Liver Fat Quantification Network with Body Shape
Qiyue Wang, Wu Xue, Xiaoke Zhang, Fang Jin, James Hahn
TL;DR
The paper addresses the problem of non-invasively quantifying liver fat percentage from body shape, highlighting the inadequacy of grade-based assessment for continuous monitoring. It introduces a two-stream regression network with a lightweight multi-channel attention module that maps frontal and lateral 2D body shape maps to liver fat percentage, leveraging joint regression and classification objectives.

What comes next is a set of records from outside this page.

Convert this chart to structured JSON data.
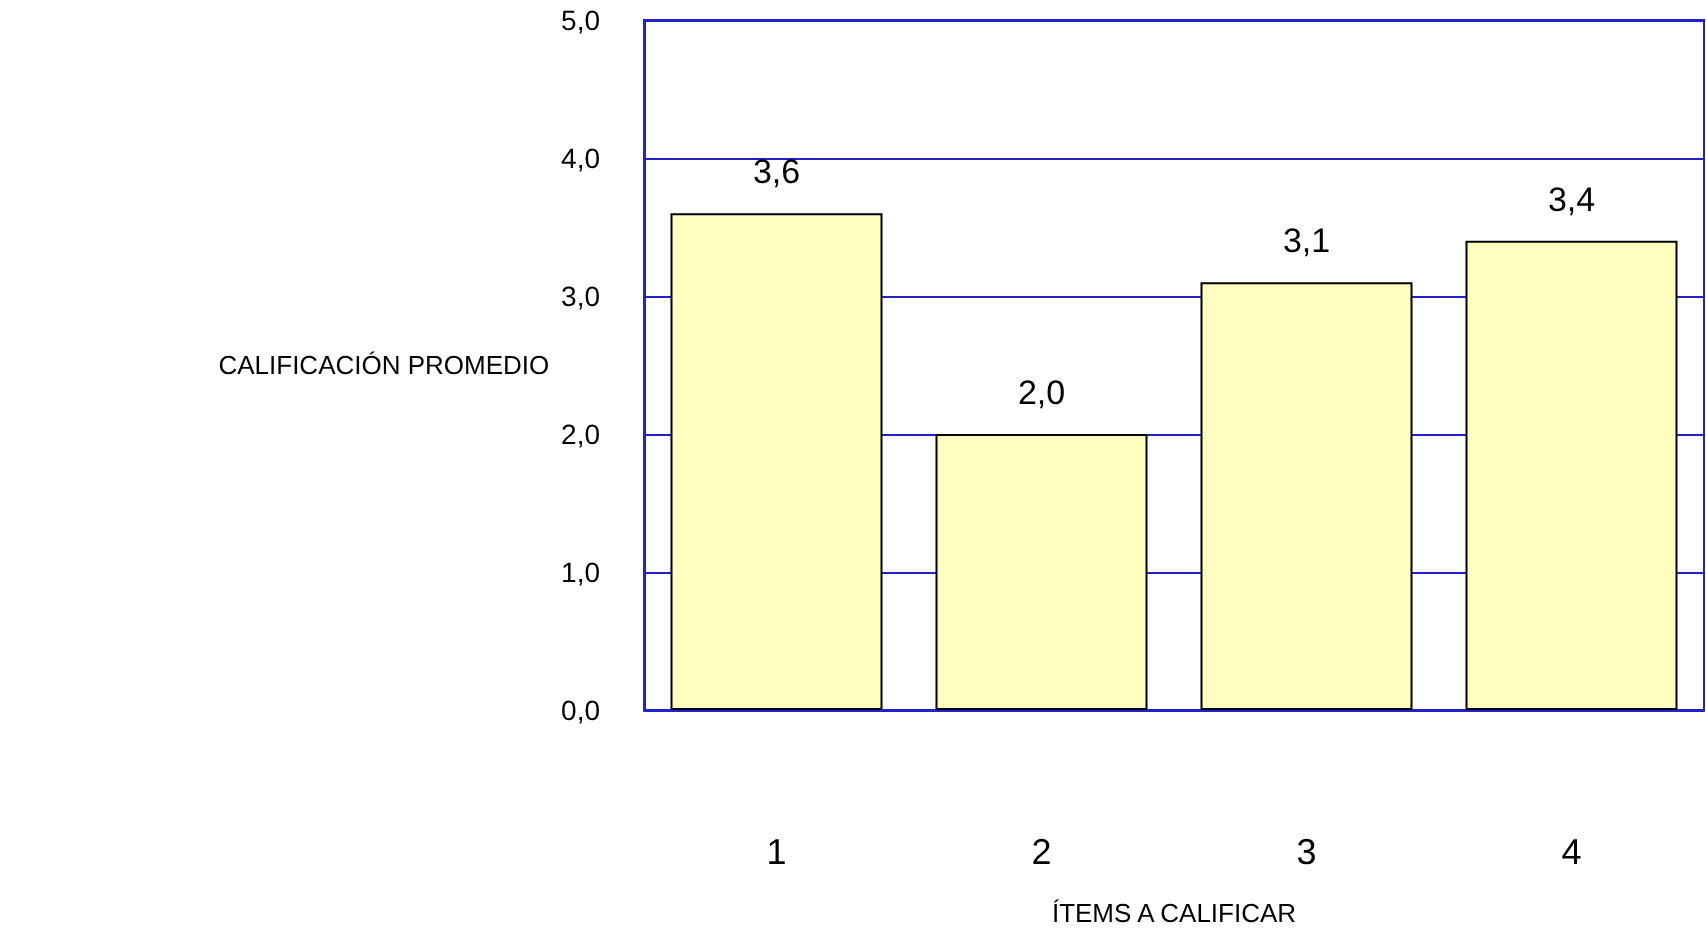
{
  "chart_data": {
    "type": "bar",
    "xlabel": "ÍTEMS A CALIFICAR",
    "ylabel": "CALIFICACIÓN PROMEDIO",
    "categories": [
      "1",
      "2",
      "3",
      "4"
    ],
    "values": [
      3.6,
      2.0,
      3.1,
      3.4
    ],
    "value_labels": [
      "3,6",
      "2,0",
      "3,1",
      "3,4"
    ],
    "color": "#ffffc0",
    "ylim": [
      0,
      5
    ],
    "yticks": [
      {
        "value": 0,
        "label": "0,0"
      },
      {
        "value": 1,
        "label": "1,0"
      },
      {
        "value": 2,
        "label": "2,0"
      },
      {
        "value": 3,
        "label": "3,0"
      },
      {
        "value": 4,
        "label": "4,0"
      },
      {
        "value": 5,
        "label": "5,0"
      }
    ],
    "grid": "y"
  }
}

On a CT-derived dataset with ground-truth liver fat from HU averages, the method achieves a regression RMSE of $5.26\%$ and $R^2$ of $0.815$, outperforming linear models and baseline deep-learning architectures. The approach offers a cheaper, more accessible alternative for monitoring hepatic steatosis, with interpretable region-based activations via Grad-CAM.
Abstract
It is critically important to detect the content of liver fat as it is related to cardiac complications and cardiovascular disease mortality. However, existing methods are either associated with high cost and/or medical complications (e.g., liver biopsy, imaging technology) or only roughly estimate the grades of steatosis. In this paper, we propose a deep neural network to estimate the percentage of liver fat using only body shapes. The proposed is composed of a flexible baseline network and a lightweight Attention module. The attention module is trained to generate discriminative and diverse features which significant improve the performance. In order to validate the method, we perform extensive tests on the public medical dataset. The results verify that our proposed method yields state-of-the-art performance with Root mean squared error (RMSE) of 5.26% and R-Squared value over 0.8. It offers an accurate and more accessible assessment of hepatic steatosis.